De la littérature fantastique à la fiction historique, plusieurs ouvrages contemporains abordent la question des livres bannis et contestés. Par exemple, dans son œuvre à succès Fourth Wing, Rebecca Yarros raconte l’histoire d’une archiviste en herbe plongée dans le monde périlleux des dresseurs de dragons. Pendant son périple (alerte au divulgâchage), l’héroïne découvre la vérité sur un ouvrage « rare » (c’est-à-dire banni), que sa famille se transmet précieusement depuis des générations. De son côté, Kate Thompson, dans The Wartime Book Club, dépeint l’histoire d’une courageuse bibliothécaire sur l’île de Jersey, alors sous occupation allemande pendant la Deuxième Guerre mondiale, qui donne des livres interdits à ses voisins. Chacune à leur façon, ces deux auteures placent la question de la censure à l’avant-scène, mettant en vedette des héroïnes déterminées à défendre le droit de lire, même des histoires interdites.

Or, il n’est pas nécessaire de lire des œuvres fictives ou historiques pour mesurer l’importance de cet enjeu.
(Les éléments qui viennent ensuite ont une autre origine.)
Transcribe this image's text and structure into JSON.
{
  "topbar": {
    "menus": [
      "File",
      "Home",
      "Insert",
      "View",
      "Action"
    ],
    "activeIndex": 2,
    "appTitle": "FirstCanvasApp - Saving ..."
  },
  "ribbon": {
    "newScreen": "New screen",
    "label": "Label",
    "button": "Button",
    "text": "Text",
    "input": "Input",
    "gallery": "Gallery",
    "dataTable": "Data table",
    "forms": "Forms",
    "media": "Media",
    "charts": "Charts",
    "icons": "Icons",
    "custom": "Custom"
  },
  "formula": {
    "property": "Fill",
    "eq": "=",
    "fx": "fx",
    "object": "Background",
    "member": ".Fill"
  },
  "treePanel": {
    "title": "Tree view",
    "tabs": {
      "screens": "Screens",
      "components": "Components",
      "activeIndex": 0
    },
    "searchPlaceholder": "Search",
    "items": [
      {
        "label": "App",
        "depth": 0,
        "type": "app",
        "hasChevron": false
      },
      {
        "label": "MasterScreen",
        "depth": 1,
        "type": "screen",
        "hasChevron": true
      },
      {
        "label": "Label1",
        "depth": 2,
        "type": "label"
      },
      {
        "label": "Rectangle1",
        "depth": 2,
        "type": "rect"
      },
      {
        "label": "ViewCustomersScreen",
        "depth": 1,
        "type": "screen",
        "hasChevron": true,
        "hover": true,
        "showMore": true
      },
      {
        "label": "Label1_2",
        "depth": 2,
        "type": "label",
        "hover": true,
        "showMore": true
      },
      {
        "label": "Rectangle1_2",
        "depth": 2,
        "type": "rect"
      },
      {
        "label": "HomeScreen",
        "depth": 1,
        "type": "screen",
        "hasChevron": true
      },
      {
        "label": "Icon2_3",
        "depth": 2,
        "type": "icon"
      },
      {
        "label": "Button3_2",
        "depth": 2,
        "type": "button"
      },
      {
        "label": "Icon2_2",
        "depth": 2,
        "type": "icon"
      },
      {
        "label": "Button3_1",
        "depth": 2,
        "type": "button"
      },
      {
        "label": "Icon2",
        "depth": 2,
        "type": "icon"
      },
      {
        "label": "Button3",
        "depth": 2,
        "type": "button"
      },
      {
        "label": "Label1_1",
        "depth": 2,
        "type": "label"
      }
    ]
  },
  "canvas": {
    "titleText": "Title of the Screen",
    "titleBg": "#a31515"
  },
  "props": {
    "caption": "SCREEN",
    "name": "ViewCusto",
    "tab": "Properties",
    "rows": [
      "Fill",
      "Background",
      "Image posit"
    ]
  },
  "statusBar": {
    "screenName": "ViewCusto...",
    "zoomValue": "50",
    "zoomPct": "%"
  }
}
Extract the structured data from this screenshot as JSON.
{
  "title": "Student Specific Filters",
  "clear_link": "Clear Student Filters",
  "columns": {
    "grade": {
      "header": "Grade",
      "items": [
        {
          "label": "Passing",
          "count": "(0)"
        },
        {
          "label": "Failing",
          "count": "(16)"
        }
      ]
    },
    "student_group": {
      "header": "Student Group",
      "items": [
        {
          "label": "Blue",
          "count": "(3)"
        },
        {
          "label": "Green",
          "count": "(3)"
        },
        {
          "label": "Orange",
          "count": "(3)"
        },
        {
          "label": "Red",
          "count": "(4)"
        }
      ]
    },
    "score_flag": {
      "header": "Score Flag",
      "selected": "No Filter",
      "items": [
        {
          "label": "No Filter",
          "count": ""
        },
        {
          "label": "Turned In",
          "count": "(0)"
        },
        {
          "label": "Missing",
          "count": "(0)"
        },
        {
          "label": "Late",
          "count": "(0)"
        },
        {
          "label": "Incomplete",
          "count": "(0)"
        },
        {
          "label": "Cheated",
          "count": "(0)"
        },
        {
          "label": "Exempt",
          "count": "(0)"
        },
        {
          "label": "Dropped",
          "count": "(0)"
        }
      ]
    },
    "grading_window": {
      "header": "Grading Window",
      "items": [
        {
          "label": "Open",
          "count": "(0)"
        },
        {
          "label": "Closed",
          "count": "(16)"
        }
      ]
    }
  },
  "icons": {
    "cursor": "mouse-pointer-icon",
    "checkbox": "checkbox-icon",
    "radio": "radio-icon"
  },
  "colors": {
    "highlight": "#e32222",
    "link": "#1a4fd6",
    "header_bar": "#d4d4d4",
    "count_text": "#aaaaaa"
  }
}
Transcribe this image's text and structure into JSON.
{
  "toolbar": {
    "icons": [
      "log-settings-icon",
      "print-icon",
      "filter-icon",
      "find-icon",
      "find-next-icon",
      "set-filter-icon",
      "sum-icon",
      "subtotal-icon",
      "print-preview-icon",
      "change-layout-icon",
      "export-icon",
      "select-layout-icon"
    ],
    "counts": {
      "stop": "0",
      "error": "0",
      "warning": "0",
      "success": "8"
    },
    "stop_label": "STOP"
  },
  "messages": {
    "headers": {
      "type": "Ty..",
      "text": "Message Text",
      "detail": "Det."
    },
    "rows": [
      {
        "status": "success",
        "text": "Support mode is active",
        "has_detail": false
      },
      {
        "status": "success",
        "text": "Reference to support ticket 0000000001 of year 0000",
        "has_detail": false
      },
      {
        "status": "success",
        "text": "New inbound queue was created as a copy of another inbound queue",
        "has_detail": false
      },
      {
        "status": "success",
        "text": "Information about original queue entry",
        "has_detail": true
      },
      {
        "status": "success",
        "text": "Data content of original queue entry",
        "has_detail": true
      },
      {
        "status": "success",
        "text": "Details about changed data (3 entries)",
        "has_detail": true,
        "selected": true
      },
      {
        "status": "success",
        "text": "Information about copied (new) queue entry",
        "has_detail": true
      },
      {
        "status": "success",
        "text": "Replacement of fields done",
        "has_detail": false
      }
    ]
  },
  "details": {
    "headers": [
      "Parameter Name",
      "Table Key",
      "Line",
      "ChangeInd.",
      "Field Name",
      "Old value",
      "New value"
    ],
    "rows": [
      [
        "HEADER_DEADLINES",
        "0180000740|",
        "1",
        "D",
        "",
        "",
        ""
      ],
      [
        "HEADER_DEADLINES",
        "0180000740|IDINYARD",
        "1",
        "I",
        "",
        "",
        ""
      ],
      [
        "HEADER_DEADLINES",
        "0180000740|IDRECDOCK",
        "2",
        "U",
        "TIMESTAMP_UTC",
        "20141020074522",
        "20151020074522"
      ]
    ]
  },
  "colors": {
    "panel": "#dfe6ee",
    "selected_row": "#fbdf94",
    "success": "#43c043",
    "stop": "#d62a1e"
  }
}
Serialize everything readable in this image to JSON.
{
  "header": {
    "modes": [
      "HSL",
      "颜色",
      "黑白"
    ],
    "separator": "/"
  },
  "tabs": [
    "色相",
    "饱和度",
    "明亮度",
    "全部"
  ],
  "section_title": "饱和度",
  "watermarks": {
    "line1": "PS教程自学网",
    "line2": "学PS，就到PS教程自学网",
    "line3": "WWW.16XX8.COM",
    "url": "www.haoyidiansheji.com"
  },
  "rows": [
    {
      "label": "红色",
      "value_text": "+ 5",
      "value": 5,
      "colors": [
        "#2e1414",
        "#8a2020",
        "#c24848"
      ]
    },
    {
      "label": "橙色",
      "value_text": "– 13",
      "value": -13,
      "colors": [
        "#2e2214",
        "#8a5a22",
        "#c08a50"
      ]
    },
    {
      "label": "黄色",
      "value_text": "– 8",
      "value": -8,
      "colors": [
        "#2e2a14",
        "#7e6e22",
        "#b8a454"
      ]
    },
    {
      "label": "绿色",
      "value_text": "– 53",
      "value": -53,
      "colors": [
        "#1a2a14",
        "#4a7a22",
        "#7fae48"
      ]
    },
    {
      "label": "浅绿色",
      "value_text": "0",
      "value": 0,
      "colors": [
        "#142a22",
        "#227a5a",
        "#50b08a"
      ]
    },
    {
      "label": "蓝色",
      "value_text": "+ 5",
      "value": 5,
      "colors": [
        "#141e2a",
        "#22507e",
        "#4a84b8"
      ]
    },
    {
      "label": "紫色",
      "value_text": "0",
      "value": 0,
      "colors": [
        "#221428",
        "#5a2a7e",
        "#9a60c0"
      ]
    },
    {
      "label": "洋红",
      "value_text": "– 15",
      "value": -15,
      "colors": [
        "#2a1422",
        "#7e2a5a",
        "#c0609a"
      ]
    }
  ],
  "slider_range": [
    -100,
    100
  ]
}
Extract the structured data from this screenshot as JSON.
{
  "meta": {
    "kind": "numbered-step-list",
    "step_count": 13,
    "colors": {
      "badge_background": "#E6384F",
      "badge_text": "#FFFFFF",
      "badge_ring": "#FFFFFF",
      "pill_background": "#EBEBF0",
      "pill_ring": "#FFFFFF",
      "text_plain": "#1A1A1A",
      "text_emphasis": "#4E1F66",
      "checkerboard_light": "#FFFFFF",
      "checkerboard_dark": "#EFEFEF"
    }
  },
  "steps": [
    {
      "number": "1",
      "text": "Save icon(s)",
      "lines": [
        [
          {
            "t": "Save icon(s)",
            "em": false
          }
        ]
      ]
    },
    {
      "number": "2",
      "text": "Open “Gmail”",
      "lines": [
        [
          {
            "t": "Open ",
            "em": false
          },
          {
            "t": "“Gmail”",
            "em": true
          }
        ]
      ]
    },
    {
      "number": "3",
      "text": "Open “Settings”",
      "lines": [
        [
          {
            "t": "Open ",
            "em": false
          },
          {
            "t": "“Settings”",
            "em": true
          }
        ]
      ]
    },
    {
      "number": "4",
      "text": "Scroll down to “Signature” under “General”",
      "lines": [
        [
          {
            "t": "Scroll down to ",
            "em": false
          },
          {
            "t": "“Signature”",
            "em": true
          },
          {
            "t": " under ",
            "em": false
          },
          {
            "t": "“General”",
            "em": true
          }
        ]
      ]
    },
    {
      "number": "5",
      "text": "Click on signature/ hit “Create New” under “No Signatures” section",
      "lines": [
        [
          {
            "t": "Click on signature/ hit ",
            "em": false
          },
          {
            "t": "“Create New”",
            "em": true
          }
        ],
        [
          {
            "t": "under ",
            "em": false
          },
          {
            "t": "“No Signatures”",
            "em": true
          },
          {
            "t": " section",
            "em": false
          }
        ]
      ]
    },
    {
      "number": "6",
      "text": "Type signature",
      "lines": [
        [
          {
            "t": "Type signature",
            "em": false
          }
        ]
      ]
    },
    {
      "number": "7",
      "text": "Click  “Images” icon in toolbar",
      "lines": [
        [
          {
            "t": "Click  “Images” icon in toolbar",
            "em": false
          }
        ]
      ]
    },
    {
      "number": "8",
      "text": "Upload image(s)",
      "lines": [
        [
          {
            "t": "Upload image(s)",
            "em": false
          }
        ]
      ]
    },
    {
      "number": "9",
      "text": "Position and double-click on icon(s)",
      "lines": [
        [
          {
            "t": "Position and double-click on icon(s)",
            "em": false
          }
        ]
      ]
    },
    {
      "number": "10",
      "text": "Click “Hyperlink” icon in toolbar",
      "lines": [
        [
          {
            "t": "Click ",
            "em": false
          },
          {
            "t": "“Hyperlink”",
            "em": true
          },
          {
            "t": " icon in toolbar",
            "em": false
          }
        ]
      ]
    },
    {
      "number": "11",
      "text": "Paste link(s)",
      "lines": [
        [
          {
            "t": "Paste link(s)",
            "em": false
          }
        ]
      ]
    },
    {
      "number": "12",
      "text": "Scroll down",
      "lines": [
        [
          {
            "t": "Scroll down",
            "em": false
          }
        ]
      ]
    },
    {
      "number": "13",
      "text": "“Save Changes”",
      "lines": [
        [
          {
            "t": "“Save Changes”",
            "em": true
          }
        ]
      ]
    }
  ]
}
La Semaine de la liberté d’expression est une campagne annuelle créée en 1984 dans le but même de sensibiliser les lecteurs aux effets insidieux de la censure. Elle vise à faire connaître les obstacles que doivent franchir les publications et les défis que doivent relever les bibliothèques près de chez vous.

Saviez-vous que des œuvres en apparence inoffensives comme Les contes des frères Grimm et Bambi ont été contestées dans divers pays? L’histoire de la censure et de la contestation des livres ou d’autres publications, tant au Canada qu’à l’étranger, est à la fois longue et complexe. Bibliothèque et Archives Canada (BAC) joue un rôle capital dans le milieu des bibliothèques au Canada, car il préserve pour les générations futures des exemplaires de tous les livres publiés au pays (y compris des livres audio et électroniques).

Les sections suivantes présentent des thèmes essentiels dans l’histoire de la Semaine de la liberté d’expression. Elles établissent un lien avec le mandat de BAC et expliquent comment l’institution participe à cette campagne.

Des rayons remplis de livres.

Exemplaires de consultation de livres et d’autres publications préservés à Bibliothèque et Archives Canada. Photo : Rebecca Murray, Bibliothèque et Archives Canada.

Bibliothèques scolaires

Les salles de classe et les bibliothèques scolaires sont souvent visées par des plaintes sur un livre particulier ou des contestations motivées par des politiques générales. Depuis la création de la Semaine de la liberté d’expression, de nombreuses contestations ont mené à des réactions variées. Parmi celles-ci figurent la mise en place de formations pour aider les enseignants à aborder des enjeux sensibles dans la littérature, la suspension de retraits d’ouvrages des collections, des réunions de conseils scolaires rassemblant des centaines de participants, et, dans des cas extrêmes, des autodafés d’ouvrages contestés.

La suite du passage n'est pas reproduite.